The Supreme Judicial Court on Tuesday re-affirmed Keron Pierre's first-degree murder sentence for killing two women and a man outside a Mt. Ida Road house party in 2009 because the women wouldn't give him and his buddies their phone numbers.
The ruling means Pierre will spend the rest of his life behind bars, without the possibility of parole, for the murders of Shacora Gaines, Chantal Palmer, and Anthony Peoples.
That he was only charged with three murders instead of four is because another woman he was aiming at ducked when he opened fire on their car early on March 29, 2009 on Mt. Ida Road near Fox Street; two bullets went through her coat, but missed her
According to a court summary of the case, the three women and Peoples were in a Nissan Sentra getting ready to leave the site of a weekly Mt. Ida house party - the homeowners even sold food - when a group of men, including Pierre, walked up to the car and asked "what's good, ladies" and tried to get their numbers. The women declined. Peoples, in the back seat, told the group the women weren't interested and asked them to back up from the car. They didn't, so he grew more insistent and demanded they back away from the car.
One of Pierre's pals then told Peoples, no, he better shut up, because the group was "strapped" or armed:
"He then produced a handgun and pointed it at Peoples for three or four seconds, while Peoples looked at him. When Peoples turned his head away, the defendant shot him, then turned the weapon and fired at Palmer in the front seat. The defendant leaned in and continued firing, while Boswell ran to his vehicle as the defendant continued shooting. ...
"The medical examiner later determined that Palmer had sustained four bullet wounds to her neck and torso, which, combined, caused her death; Gaines had sustained four bullet wounds to her torso and her arm, with the wound to her torso being fatal; and Peoples had sustained five bullet wounds, of which the wound to his torso was fatal. Most of the injuries moved from the left to the right sides of the victims' bodies; all of the shell casings and projectiles found in the vehicle or next to it had been fired by the same .40 caliber weapon."

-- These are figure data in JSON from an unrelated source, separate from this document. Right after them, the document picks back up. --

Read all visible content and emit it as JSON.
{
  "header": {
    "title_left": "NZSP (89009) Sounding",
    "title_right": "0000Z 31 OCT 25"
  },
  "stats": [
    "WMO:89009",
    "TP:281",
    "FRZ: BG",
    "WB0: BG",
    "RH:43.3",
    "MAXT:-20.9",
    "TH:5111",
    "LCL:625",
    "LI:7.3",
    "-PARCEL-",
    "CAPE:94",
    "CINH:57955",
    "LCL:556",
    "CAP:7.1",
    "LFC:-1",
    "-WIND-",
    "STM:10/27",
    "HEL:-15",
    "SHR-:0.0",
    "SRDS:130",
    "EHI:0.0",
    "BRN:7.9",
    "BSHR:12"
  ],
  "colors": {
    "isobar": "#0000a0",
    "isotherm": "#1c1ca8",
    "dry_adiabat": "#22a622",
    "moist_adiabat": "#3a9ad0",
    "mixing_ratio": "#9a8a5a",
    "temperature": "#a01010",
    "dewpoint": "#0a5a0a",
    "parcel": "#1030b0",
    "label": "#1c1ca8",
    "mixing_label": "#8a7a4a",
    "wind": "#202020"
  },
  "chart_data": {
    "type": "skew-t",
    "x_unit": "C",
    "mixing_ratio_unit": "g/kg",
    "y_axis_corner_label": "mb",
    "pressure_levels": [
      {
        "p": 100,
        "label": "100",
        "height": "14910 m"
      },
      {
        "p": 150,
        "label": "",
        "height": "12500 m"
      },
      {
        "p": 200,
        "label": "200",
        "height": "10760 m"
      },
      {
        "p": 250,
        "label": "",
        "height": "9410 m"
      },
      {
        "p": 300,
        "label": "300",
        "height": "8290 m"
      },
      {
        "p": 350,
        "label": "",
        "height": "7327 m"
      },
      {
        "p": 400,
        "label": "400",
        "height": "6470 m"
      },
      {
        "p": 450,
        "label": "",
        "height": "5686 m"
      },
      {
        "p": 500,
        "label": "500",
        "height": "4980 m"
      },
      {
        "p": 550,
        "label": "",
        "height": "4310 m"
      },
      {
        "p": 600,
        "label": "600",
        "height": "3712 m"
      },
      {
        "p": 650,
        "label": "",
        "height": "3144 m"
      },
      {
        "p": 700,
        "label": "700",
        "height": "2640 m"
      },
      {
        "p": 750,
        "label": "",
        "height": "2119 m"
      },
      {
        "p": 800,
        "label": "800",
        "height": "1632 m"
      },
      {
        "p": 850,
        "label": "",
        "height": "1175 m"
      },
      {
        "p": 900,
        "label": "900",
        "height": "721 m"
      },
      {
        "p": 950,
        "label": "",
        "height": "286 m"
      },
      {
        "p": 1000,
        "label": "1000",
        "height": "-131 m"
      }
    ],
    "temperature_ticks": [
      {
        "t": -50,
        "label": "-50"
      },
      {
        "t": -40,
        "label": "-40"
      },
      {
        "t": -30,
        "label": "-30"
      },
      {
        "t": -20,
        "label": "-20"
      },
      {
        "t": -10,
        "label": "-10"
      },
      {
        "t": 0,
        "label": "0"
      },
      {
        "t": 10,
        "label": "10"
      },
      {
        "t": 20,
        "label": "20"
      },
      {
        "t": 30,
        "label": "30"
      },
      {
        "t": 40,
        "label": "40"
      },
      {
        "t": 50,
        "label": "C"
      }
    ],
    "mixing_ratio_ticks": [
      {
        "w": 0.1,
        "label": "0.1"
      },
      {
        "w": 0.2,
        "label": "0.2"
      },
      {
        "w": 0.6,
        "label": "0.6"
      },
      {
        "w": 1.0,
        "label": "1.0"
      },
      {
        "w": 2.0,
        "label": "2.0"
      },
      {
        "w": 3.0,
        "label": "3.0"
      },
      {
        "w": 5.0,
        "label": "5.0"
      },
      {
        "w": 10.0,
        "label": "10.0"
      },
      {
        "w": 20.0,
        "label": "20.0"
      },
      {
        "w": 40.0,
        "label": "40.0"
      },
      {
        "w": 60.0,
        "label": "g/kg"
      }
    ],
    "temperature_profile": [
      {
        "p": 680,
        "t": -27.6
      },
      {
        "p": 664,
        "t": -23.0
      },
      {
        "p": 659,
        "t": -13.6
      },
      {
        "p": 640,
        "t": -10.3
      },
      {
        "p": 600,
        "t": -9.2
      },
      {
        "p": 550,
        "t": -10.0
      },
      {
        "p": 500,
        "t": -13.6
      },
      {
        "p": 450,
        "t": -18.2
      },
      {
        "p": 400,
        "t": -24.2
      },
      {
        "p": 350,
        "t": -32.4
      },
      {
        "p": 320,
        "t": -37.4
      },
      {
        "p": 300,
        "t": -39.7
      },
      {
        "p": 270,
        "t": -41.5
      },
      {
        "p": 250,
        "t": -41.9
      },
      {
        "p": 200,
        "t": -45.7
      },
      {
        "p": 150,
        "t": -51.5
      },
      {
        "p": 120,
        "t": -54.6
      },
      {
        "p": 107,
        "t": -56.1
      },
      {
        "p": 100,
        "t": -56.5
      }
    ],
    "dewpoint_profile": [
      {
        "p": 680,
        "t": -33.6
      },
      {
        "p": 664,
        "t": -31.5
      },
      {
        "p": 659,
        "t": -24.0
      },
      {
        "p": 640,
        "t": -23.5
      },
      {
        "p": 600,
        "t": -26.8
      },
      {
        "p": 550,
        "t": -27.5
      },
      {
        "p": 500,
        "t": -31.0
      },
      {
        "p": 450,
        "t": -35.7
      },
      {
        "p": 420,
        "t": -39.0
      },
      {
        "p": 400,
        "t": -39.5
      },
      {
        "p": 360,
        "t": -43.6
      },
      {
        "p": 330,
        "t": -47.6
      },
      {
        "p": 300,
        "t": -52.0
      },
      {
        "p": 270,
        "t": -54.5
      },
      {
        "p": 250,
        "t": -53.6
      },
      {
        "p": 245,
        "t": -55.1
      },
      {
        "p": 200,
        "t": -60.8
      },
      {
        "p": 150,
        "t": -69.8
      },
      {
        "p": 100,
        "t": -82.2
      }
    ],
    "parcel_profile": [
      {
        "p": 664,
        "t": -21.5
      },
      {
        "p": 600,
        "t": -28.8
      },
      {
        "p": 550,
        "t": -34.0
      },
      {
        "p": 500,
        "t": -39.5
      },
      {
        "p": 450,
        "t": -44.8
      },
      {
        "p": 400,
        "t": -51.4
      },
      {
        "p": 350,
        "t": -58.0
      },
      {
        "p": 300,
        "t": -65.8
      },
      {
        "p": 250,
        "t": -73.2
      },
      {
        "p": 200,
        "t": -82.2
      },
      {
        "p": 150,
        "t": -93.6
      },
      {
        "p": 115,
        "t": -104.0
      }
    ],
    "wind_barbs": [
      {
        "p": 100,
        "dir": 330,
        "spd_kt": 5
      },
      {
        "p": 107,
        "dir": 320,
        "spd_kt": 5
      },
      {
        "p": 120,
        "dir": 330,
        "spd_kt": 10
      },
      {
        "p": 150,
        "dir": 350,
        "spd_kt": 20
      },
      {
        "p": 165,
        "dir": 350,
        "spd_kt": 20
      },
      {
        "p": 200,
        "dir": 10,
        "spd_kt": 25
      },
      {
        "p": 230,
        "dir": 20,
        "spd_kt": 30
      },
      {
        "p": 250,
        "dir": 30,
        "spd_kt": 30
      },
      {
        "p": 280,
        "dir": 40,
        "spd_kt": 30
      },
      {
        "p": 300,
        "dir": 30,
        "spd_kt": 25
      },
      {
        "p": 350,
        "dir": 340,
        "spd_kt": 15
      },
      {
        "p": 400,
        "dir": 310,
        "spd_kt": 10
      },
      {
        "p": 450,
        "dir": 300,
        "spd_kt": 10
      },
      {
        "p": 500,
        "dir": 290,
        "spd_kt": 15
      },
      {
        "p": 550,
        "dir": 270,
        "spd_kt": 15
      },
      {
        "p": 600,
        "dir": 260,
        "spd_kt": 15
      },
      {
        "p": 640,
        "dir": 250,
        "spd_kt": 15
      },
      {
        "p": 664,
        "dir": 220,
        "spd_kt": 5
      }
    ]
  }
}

The next day, Pierre asked his fiance's mother to buy him a ticket to Trinidad, where his son lived; he flew there on April 2. He was extradited in 2013 and convicted in 2014.
The state's highest court agreed with Pierre's lawyer that the prosecutor asked some impermissible questions about why he hadn't confessed to a Boston police officer who called him while he was on Trinidad about the murders, but said that the weight of the other evidence against him was so compelling that he would have been convicted anyway.